Changes of Abnormal Q Wave Progression after Reperfusion in Patients with Anterior Acute Myocardiac Infarction.
10.4070/kcj.1991.21.2.209
- Author:
Kwon Sam KIM
;
Jong Hoa BAE
;
Ken NAGAO
;
Kanmatsuse KATSUO
;
Kajiwara NAGAO
- Publication Type:Original Article
- Keywords:
Acute myocardial infarction;
Reperfusion;
Abnormal Q wave
- MeSH:
Arteries;
Chest Pain;
Creatine;
Humans;
Infarction*;
Myocardial Infarction;
Myocardium;
Necrosis;
Reperfusion Injury;
Reperfusion*;
Urokinase-Type Plasminogen Activator
- From:Korean Circulation Journal
1991;21(2):209-217
- CountryRepublic of Korea
- Language:Korean
-
Abstract:
Abnormal Q wave which suggest myocardial necrosis frequently develope after successful reperfusion in acute myocardial infarction(AMI). To investigate patterns of abnormal Q wave development and the significance of the rapid progression of Q wave after reperfusion therapy, sixty patients with first attack of anterior AMI were studied. All patients showed complete occlusion of proximal or mid left anterior desending artery and received intracoronary thrombolysis therapy(ICT) with urokinase. ICT was completed within 6 hours of chest pain. Fourty for patients were reperfused.

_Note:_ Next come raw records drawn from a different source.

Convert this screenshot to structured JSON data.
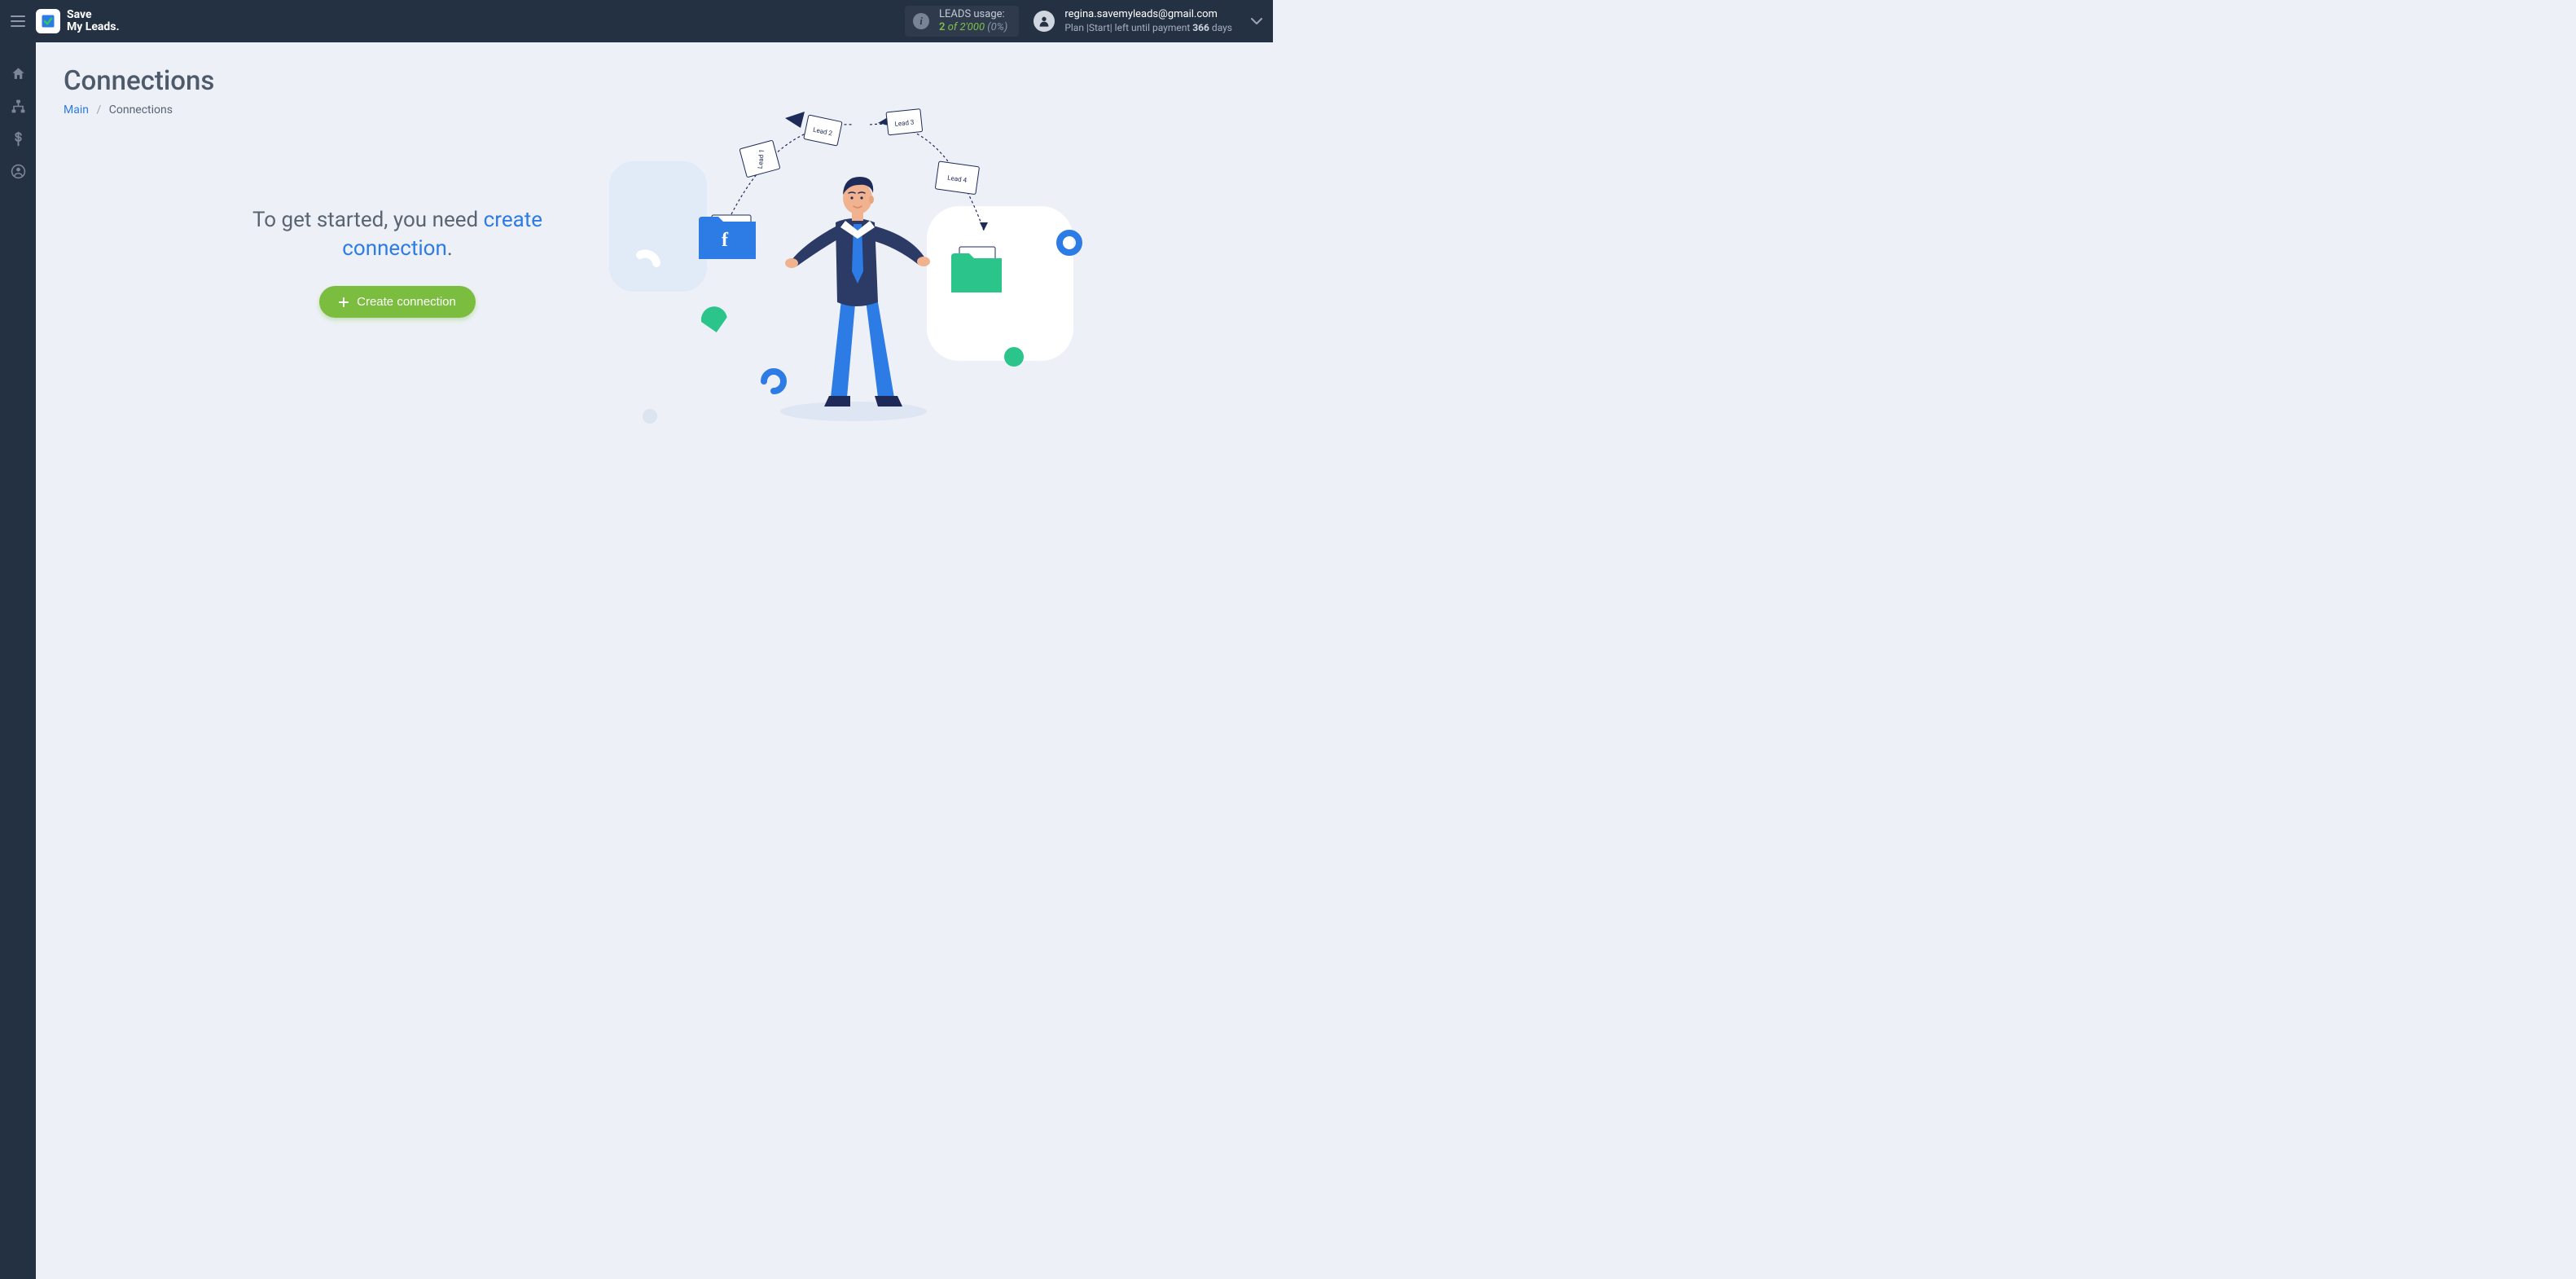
{
  "header": {
    "logo_line1": "Save",
    "logo_line2": "My Leads.",
    "leads": {
      "label": "LEADS usage:",
      "used": "2",
      "of_word": "of",
      "total": "2'000",
      "pct": "(0%)"
    },
    "user": {
      "email": "regina.savemyleads@gmail.com",
      "plan_prefix": "Plan |",
      "plan_name": "Start",
      "plan_mid": "| left until payment",
      "plan_days_number": "366",
      "plan_days_word": "days"
    }
  },
  "page": {
    "title": "Connections",
    "breadcrumb_main": "Main",
    "breadcrumb_current": "Connections"
  },
  "empty": {
    "headline_prefix": "To get started, you need ",
    "headline_link": "create connection",
    "headline_suffix": ".",
    "button_label": "Create connection"
  },
  "illustration": {
    "lead_labels": [
      "Lead 1",
      "Lead 2",
      "Lead 3",
      "Lead 4"
    ],
    "fb_letter": "f"
  }
}
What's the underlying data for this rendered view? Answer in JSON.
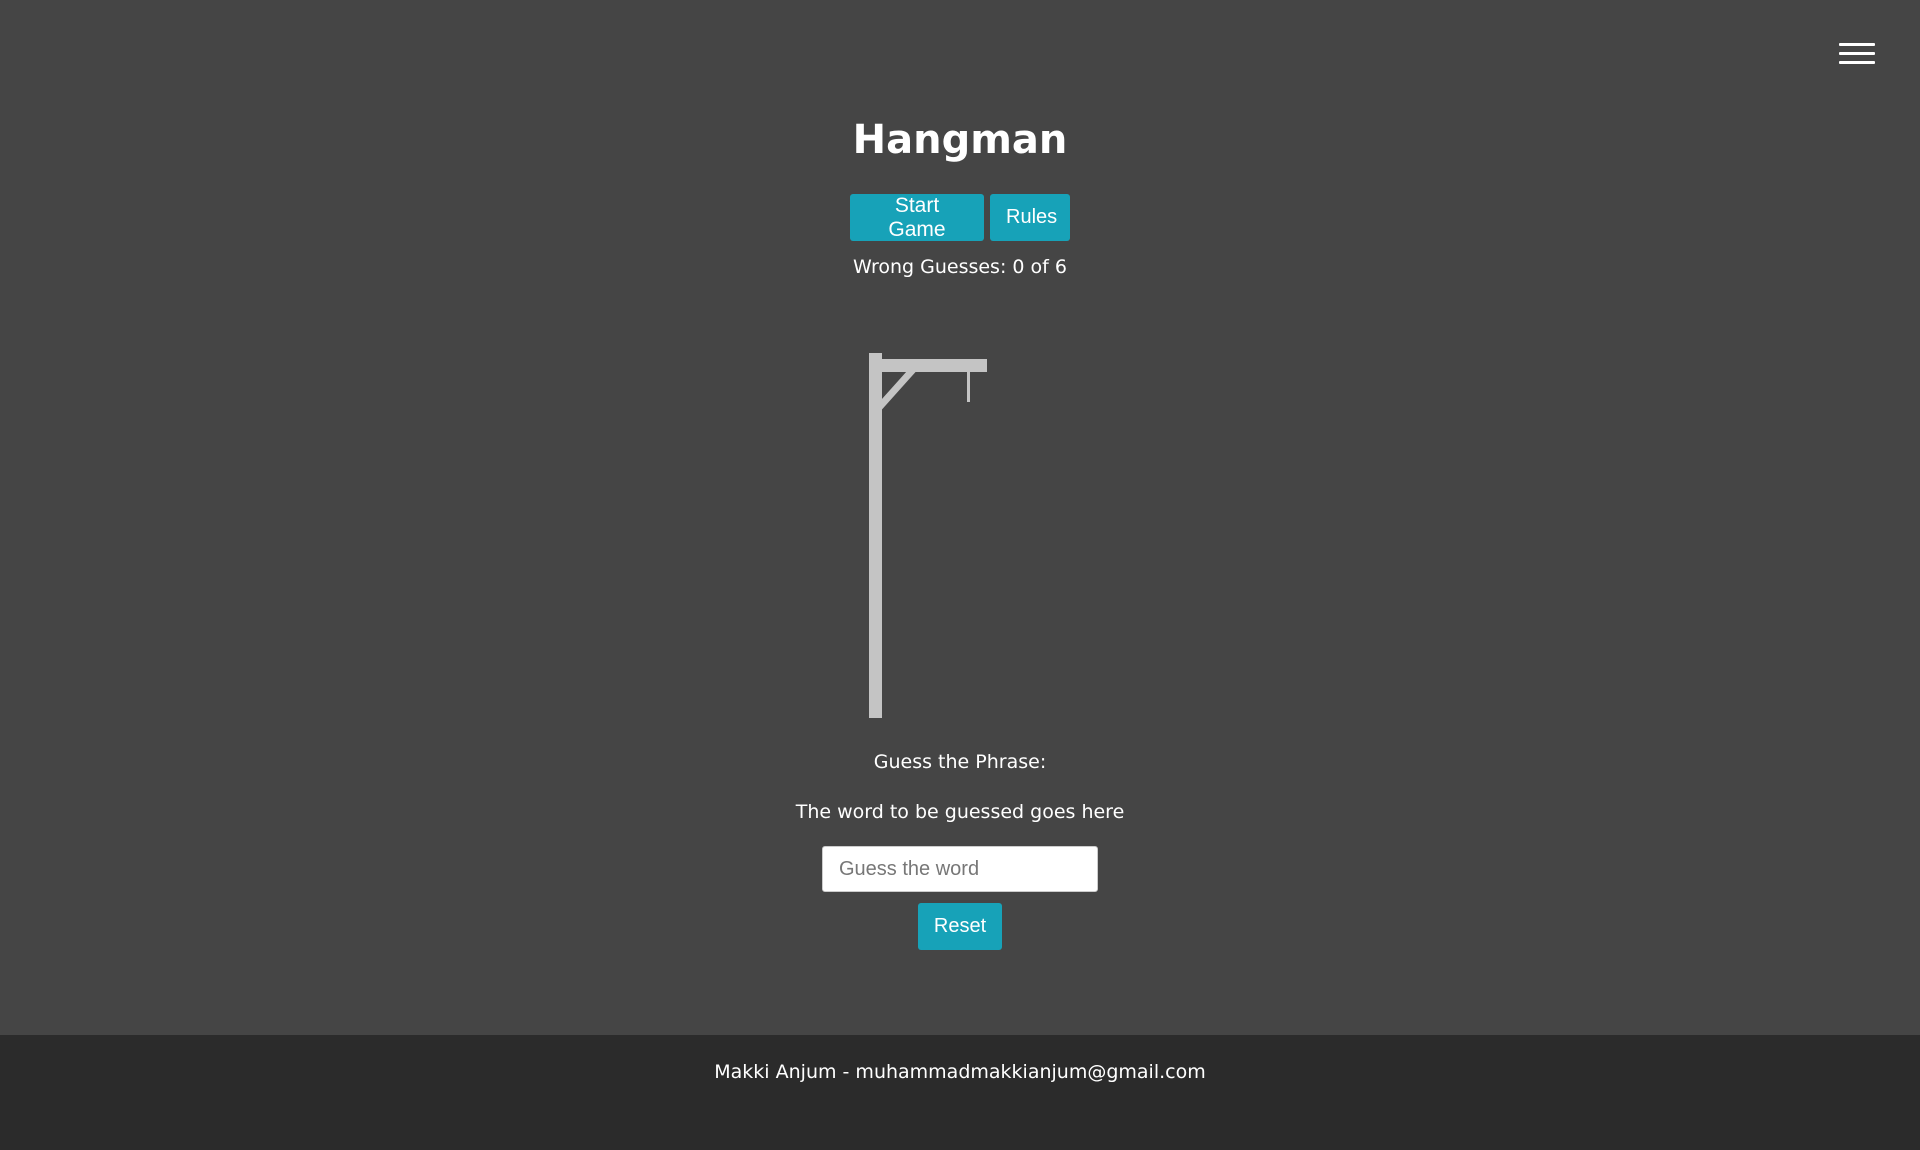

There were significant correlation between the number of leads with Q waves before ICT(PRE-nQ) and after ICT(POST-nQ) both in patients with reperfused and failed reperfusion(r=0.68, 0.96). Three patterns of abnormal Q wave progression were identified by the first correlationship of PRE-nQ and POST-Nq. Abnormal Q waves were rapidly progressed in 14 patients(Group I : 31.8%), regressed in 10 patients(Group II : 22.7%) and natureally progressed in 20 patients(45.5%). Patients in Group I had greater creatine kinease release(6133+/-2536mIU) and higher QRS score(immidiate ICT : 7.9+/-3.0, 7th day : 8.7+/-3.0) than those of patients in Group II(2135+/-1701mIU, 3.6+/-3.0, 4.6+/-3.3, respectively, P<0.01, all). A significant decreased wall motion of infarcted area was observed in Group I patients(% area change, area 26.1+/-14.0%) compared with Group II patients(46.5+/-10.7%, P<0.05). The followings can be concluded : Three patterns of abnormal Q wave progression were noted after reperfusion therapy in patients with anterior AMI. Rapid progression of abnormal Q wave may indicate accelerated ischemic injury or reperfusion injury rather than salvaging myocardium.